Kubernetes Cluster Resilience Policy

Context

The joelclaw k8s cluster (Talos Linux on Colima, single control-plane node) is the production runtime for all core services: Redis, Inngest, Typesense, system-bus-worker, LiveKit, Bluesky PDS. When the cluster is unhealthy, joelclaw is down.

We’ve hit recurring failures from:

  • kubectl port-forward silently dying, breaking Inngest pipeline runs
  • Control-plane taint returning after Docker/node restarts, blocking pod scheduling
  • Flannel losing subnet.env after Docker restart, causing pod sandbox failures
  • No backup strategy for PVC data (local-path provisioner, reclaimPolicy: Delete)
  • Missing health probes on some services
  • Kubeconfig port drift: k8s API (6443) and Talos API (50000) mapped to random host ports, going stale on container restart (2026-03-21)

Decision

Service Exposure: NodePort Only

All services MUST use NodePort with Docker port mappings on the Talos container. Never use kubectl port-forward for any service that needs persistent host access.

To add a new port:

  1. Hot-add to Docker container’s hostconfig.json + config.v2.json (see k8s skill)
  2. Set k8s service type to NodePort with matching nodePort value
  3. Update the port mapping table in the k8s skill

Health Probes: All Three Required

Every workload MUST have:

  • Liveness probe — restart if hung
  • Readiness probe — don’t route traffic until ready
  • Startup probe — grace period for slow starts (prevents liveness kills during init)

Current gaps to fix:

  • Typesense: missing liveness probe
  • Bluesky PDS: missing readiness and startup probes
  • system-bus-worker: missing startup probe

Kubeconfig Port Drift (2026-03-21)

Docker port mappings for k8s API (6443) and Talos API (50000) are not pinned — they use random host ports. When the Talos container restarts, Docker reassigns them, and kubeconfig goes stale. All services remain healthy (their ports ARE pinned), but kubectl-dependent tools fail with tls: internal error.

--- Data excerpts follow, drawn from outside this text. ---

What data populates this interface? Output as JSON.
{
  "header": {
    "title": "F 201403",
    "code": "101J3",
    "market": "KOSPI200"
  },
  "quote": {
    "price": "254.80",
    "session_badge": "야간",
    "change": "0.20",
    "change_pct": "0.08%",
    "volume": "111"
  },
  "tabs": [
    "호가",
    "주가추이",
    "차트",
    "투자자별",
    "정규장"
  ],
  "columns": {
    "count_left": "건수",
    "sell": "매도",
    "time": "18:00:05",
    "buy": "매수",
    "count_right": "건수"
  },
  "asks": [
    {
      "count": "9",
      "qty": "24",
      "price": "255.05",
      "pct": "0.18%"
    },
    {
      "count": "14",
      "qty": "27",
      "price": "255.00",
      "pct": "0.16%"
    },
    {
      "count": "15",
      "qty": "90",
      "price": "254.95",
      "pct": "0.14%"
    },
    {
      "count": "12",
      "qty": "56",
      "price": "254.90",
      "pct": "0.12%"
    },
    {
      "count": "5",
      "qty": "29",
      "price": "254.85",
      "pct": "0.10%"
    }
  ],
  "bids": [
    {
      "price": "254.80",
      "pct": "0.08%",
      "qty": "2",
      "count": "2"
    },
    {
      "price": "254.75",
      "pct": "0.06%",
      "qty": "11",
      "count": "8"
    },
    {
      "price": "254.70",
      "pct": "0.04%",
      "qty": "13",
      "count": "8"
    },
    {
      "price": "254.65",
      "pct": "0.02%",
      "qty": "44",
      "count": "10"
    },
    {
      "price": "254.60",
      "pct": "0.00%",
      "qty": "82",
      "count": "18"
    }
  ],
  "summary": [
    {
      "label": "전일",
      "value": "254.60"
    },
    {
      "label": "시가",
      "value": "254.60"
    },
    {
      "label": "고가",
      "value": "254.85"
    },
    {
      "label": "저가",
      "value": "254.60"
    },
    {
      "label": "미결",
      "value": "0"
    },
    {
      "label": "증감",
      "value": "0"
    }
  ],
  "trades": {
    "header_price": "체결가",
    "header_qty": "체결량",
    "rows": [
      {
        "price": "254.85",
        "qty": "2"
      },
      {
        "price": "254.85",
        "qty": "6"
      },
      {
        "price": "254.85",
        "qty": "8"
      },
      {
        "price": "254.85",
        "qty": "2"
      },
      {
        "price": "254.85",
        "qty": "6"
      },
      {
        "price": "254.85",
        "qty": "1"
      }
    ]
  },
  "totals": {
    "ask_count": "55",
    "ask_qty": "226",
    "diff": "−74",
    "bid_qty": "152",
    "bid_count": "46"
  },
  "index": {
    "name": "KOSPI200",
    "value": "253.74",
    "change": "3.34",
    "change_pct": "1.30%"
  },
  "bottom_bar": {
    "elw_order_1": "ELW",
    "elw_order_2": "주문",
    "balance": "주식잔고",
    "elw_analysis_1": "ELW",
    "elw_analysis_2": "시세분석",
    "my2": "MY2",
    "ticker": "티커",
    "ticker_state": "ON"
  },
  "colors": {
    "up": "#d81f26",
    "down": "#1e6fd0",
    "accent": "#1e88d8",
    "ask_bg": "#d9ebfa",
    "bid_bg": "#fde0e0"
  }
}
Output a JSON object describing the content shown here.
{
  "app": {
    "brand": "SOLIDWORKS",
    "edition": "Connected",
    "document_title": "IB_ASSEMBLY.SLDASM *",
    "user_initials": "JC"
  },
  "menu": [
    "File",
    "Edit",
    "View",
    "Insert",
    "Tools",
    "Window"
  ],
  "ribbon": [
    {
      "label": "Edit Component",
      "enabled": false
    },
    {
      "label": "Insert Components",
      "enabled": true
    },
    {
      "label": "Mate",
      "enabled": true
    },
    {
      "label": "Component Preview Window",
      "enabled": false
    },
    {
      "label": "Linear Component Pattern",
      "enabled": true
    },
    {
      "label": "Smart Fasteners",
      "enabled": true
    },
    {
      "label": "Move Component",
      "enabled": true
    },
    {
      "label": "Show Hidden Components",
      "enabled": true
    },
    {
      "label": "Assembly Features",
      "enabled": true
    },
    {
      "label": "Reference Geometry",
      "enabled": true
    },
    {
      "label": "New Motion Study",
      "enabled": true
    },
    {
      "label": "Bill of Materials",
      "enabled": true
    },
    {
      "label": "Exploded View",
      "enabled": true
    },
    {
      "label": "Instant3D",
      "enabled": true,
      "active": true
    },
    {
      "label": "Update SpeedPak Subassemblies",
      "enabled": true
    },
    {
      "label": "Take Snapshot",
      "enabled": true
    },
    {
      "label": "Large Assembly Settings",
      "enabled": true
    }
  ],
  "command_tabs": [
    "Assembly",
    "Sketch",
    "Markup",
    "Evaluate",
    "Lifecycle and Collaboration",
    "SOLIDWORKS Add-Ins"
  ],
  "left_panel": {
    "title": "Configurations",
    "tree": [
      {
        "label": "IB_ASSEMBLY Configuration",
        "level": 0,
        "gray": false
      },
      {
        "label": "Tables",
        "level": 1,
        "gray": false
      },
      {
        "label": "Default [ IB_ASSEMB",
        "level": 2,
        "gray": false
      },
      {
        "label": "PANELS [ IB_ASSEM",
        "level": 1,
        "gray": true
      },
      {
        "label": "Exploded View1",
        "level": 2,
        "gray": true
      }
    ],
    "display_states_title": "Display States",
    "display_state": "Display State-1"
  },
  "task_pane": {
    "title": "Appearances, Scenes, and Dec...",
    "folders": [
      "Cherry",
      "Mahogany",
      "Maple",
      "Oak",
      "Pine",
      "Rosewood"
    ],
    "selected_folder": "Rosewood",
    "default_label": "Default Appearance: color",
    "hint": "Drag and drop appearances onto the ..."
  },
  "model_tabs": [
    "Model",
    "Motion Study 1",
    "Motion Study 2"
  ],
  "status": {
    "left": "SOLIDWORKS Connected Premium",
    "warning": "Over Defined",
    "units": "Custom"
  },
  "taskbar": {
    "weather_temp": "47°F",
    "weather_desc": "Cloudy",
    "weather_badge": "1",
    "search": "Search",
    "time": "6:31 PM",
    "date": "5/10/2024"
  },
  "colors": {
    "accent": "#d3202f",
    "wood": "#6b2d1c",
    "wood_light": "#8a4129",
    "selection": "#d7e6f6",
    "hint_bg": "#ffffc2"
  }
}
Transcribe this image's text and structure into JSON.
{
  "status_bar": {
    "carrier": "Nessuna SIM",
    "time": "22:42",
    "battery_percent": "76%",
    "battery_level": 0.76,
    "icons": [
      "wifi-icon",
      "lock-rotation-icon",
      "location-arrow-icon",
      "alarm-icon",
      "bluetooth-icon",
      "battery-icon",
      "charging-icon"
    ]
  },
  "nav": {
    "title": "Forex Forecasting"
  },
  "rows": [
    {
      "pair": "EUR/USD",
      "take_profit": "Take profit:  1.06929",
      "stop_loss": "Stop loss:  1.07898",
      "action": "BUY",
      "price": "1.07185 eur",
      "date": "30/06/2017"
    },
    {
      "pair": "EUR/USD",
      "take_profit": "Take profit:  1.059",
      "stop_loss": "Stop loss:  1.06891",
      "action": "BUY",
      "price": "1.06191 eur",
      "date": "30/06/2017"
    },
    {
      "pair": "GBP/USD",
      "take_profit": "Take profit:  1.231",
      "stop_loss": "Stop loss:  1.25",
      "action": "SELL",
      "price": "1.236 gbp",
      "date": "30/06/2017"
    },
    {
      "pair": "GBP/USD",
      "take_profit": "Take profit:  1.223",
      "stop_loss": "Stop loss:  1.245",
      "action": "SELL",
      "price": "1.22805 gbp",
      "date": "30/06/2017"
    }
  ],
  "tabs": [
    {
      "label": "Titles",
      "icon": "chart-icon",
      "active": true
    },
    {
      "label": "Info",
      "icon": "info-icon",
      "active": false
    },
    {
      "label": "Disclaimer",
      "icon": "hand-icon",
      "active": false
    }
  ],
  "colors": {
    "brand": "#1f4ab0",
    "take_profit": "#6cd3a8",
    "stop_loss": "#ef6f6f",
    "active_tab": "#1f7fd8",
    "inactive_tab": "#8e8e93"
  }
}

Self-heal: health.sh auto-regenerates kubeconfig via talosctl kubeconfig --force when kubectl is unreachable.

Permanent fix: Recreate the Talos container with explicit port bindings for 6443:6443 and 50000:50000 (requires cluster recreation).

Post-Restart Recovery Checklist

After any Docker/Colima/node restart:

  1. Regenerate kubeconfig (if kubectl fails): talosctl --talosconfig ~/.talos/config --nodes 127.0.0.1 kubeconfig --force && kubectl config use-context "$(kubectl config get-contexts -o name | grep joelclaw | head -1)"
  2. Remove control-plane taint: kubectl taint nodes joelclaw-controlplane-1 node-role.kubernetes.io/control-plane:NoSchedule- || true
  3. Verify flannel is running: kubectl get pods -n kube-system | grep flannel
  4. If flannel is crash-looping: colima ssh -- sudo modprobe br_netfilter, then delete the flannel pod
  5. Verify all pods reach Running state
  6. Test service connectivity on all mapped ports

PVC Data Protection

  • reclaimPolicy: Delete means PVC deletion = data loss
  • Critical stateful services: Redis (event bus state), Typesense (OTEL + search indices), Inngest (run history), PDS (AT Proto repo)
  • TODO: implement periodic PVC backup to NAS via CronJob or rsync

Disk Monitoring

Colima VM has 19GB total. Monitor with colima ssh -- df -h /. Alert if >80% used.

Consequences

  • No more silent port-forward failures breaking pipelines
  • Services recover automatically after restarts (with taint removal)
  • Health probes catch hung processes instead of leaving them zombie
  • PVC backup prevents data loss on VM recreation